The UK’s Information Commissioner’s Office (ICO) has launched an investigation into the use of facial recognition surveillance technology in the Granary Square development. Located near King’s Cross station in central London, the development consists of 50 separate buildings spread across 67 acres of land in the middle of the city.
The British privacy watchdog opened its investigation only days after London mayor Sadiq Khan wrote a letter inquiring about the legality of Granary Square’s use of CCTV surveillance. The owners of the Granary Square development acknowledged that they have been using surveillance tech, but argued that it is necessary to ensure safety and to optimize the experience of its visitors.
Needless to say, the ICO is yet to be persuaded by that assessment, citing the public and high-traffic nature of the development as cause for concern.

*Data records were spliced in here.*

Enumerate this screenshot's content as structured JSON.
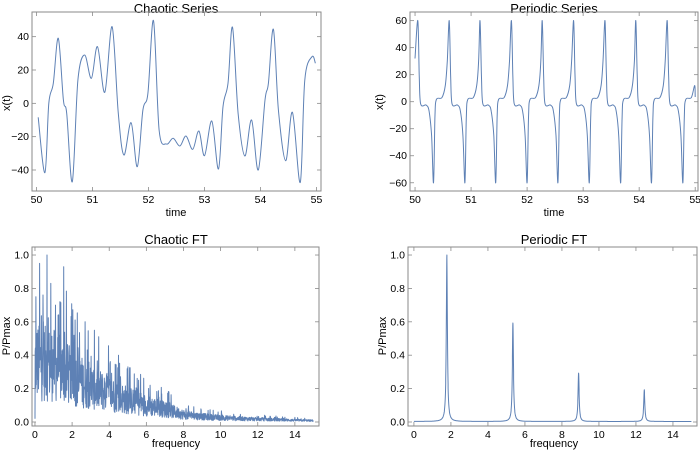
{
  "chart_data": [
    {
      "id": "chaotic-series",
      "type": "line",
      "title": "Chaotic Series",
      "xlabel": "time",
      "ylabel": "x(t)",
      "xlim": [
        49.92,
        55.08
      ],
      "ylim": [
        -52.6,
        54.8
      ],
      "xticks": [
        50,
        51,
        52,
        53,
        54,
        55
      ],
      "yticks": [
        -40,
        -20,
        0,
        20,
        40
      ],
      "color": "#5E81B5",
      "points": [
        [
          50.03,
          -8.4
        ],
        [
          50.15,
          -41.6
        ],
        [
          50.22,
          0
        ],
        [
          50.3,
          12
        ],
        [
          50.39,
          39
        ],
        [
          50.48,
          2
        ],
        [
          50.54,
          -6
        ],
        [
          50.64,
          -47
        ],
        [
          50.74,
          14
        ],
        [
          50.86,
          29
        ],
        [
          50.98,
          15
        ],
        [
          51.09,
          34
        ],
        [
          51.22,
          6.6
        ],
        [
          51.35,
          46
        ],
        [
          51.46,
          -6
        ],
        [
          51.56,
          -31
        ],
        [
          51.69,
          -11.6
        ],
        [
          51.8,
          -38
        ],
        [
          51.9,
          -4
        ],
        [
          51.99,
          6
        ],
        [
          52.09,
          49.6
        ],
        [
          52.19,
          -16
        ],
        [
          52.32,
          -24.4
        ],
        [
          52.44,
          -21
        ],
        [
          52.56,
          -25.6
        ],
        [
          52.67,
          -19.6
        ],
        [
          52.79,
          -27.6
        ],
        [
          52.9,
          -16.6
        ],
        [
          53.0,
          -31.4
        ],
        [
          53.13,
          -10.6
        ],
        [
          53.25,
          -39.4
        ],
        [
          53.33,
          -2
        ],
        [
          53.42,
          12
        ],
        [
          53.5,
          45.6
        ],
        [
          53.6,
          -6
        ],
        [
          53.72,
          -31.6
        ],
        [
          53.84,
          -10
        ],
        [
          53.96,
          -40
        ],
        [
          54.08,
          2
        ],
        [
          54.14,
          12
        ],
        [
          54.23,
          44.4
        ],
        [
          54.32,
          -4
        ],
        [
          54.45,
          -34.4
        ],
        [
          54.57,
          -5.4
        ],
        [
          54.71,
          -47.4
        ],
        [
          54.79,
          14
        ],
        [
          54.92,
          28
        ],
        [
          54.98,
          24
        ]
      ]
    },
    {
      "id": "periodic-series",
      "type": "line",
      "title": "Periodic Series",
      "xlabel": "time",
      "ylabel": "x(t)",
      "xlim": [
        49.91,
        55.05
      ],
      "ylim": [
        -66.1,
        66.4
      ],
      "xticks": [
        50,
        51,
        52,
        53,
        54,
        55
      ],
      "yticks": [
        -60,
        -40,
        -20,
        0,
        20,
        40,
        60
      ],
      "color": "#5E81B5",
      "start_value": 32,
      "peak_value": 60,
      "trough_value": -60,
      "peak_times": [
        50.05,
        50.61,
        51.16,
        51.72,
        52.27,
        52.83,
        53.39,
        53.94,
        54.5
      ],
      "period": 0.5565
    },
    {
      "id": "chaotic-ft",
      "type": "line",
      "title": "Chaotic FT",
      "xlabel": "frequency",
      "ylabel": "P/Pmax",
      "xlim": [
        -0.16,
        15.3
      ],
      "ylim": [
        -0.024,
        1.048
      ],
      "xticks": [
        0,
        2,
        4,
        6,
        8,
        10,
        12,
        14
      ],
      "yticks": [
        0,
        0.2,
        0.4,
        0.6,
        0.8,
        1.0
      ],
      "color": "#5E81B5",
      "freq_range": [
        0,
        15
      ],
      "envelope": [
        [
          0,
          0.36
        ],
        [
          1,
          0.34
        ],
        [
          2,
          0.27
        ],
        [
          3,
          0.21
        ],
        [
          4,
          0.17
        ],
        [
          5,
          0.13
        ],
        [
          6,
          0.1
        ],
        [
          7,
          0.075
        ],
        [
          8,
          0.045
        ],
        [
          9,
          0.032
        ],
        [
          10,
          0.025
        ],
        [
          12,
          0.016
        ],
        [
          15,
          0.008
        ]
      ],
      "peaks": [
        [
          0.05,
          0.75
        ],
        [
          0.25,
          0.95
        ],
        [
          0.45,
          0.6
        ],
        [
          0.65,
          1.0
        ],
        [
          0.85,
          0.83
        ],
        [
          1.1,
          0.7
        ],
        [
          1.35,
          0.72
        ],
        [
          1.55,
          0.93
        ],
        [
          2.1,
          0.52
        ],
        [
          2.7,
          0.6
        ],
        [
          3.2,
          0.55
        ],
        [
          4.5,
          0.4
        ],
        [
          5.0,
          0.33
        ],
        [
          6.2,
          0.22
        ]
      ]
    },
    {
      "id": "periodic-ft",
      "type": "line",
      "title": "Periodic FT",
      "xlabel": "frequency",
      "ylabel": "P/Pmax",
      "xlim": [
        -0.32,
        15.3
      ],
      "ylim": [
        -0.024,
        1.048
      ],
      "xticks": [
        0,
        2,
        4,
        6,
        8,
        10,
        12,
        14
      ],
      "yticks": [
        0,
        0.2,
        0.4,
        0.6,
        0.8,
        1.0
      ],
      "color": "#5E81B5",
      "freq_range": [
        0,
        15
      ],
      "peaks": [
        [
          1.78,
          1.0
        ],
        [
          5.35,
          0.59
        ],
        [
          8.9,
          0.29
        ],
        [
          12.45,
          0.19
        ]
      ]
    }
  ]
}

“Scanning people’s faces as they lawfully go about their daily lives in order to identify them is a potential threat to privacy that should concern us all,” said Information Commissioner Elizabeth Denham. “That is especially the case if it is done without people’s knowledge or understanding.”
The ICO has requested information on the Granary Square system and its application in an effort to determine if it complies with the latest data protection laws.
The investigation is unlikely to quell the debate around the use of facial recognition in the city. The London police have pushed for the deregulation of surveillance tech, and have even received the support of the The British Home Secretary. However, the police system is currently facing a legal challenge, and could soon be subject to more restrictions following a challenge from the House of Commons science and technology committee.